The most elite of these warring tribes had a discriminating eye for good design and the wealth to indulge it. By the fifth century B.C., they were important patrons of master goldsmiths living in Greek cities on the northern shores of the Black Sea. Since the Scythians believed, like the Egyptians, that they could take their wealth with them into the afterlife, we've been able to learn about their culture from their tombs. Thousands of these burial sites, or kurhans, punctuate the table-flat Ukrainian landscape, and they have yielded a wealth of treasures, including priceless masterpieces of solid gold.

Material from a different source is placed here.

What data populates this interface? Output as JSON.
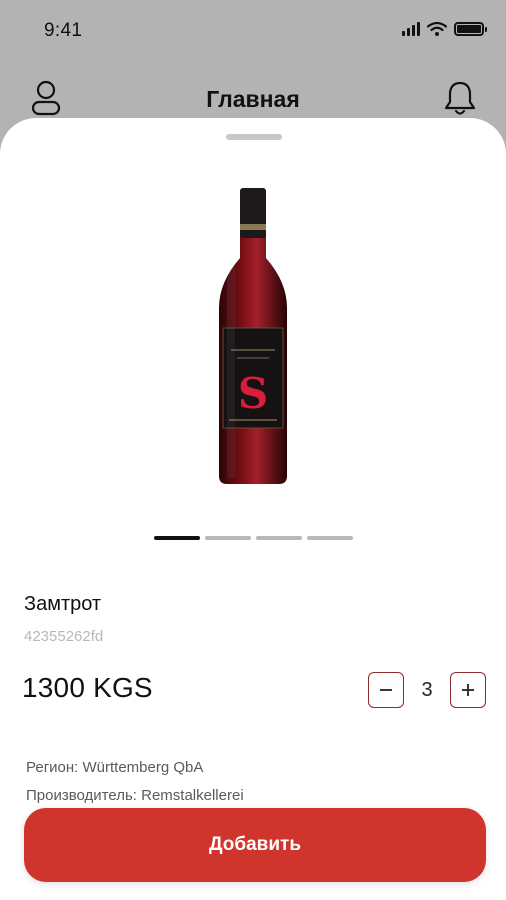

A selection of these objects has been assembled in a sumptuous new exhibition "Gold of the Nomads, Scythian Treasures from Ancient Ukraine," which will be on view at Baltimore's Walters Art Gallery from March 7 to May 28. With more than 170 artifacts fanciful and attention-getting jewelry, hammered-gold headdresses, weapons and ritual objects this is the most comprehensive exhibition of Scythian gold to date. The show opened last fall at the San Antonio Museum of Art and will move from Baltimore to the Los Angeles County Museum of Art on July 2 and to the Brooklyn Museum of Art on October 29. Next year, it travels to Toronto's Royal Ontario Museum, Kansas City's Nelson Atkins Museum of Art and the Grand Palais in Paris. A companion volume, Scythian Gold: Treasures from Ancient Ukraine, has been published by Harry N. Abrams, Inc.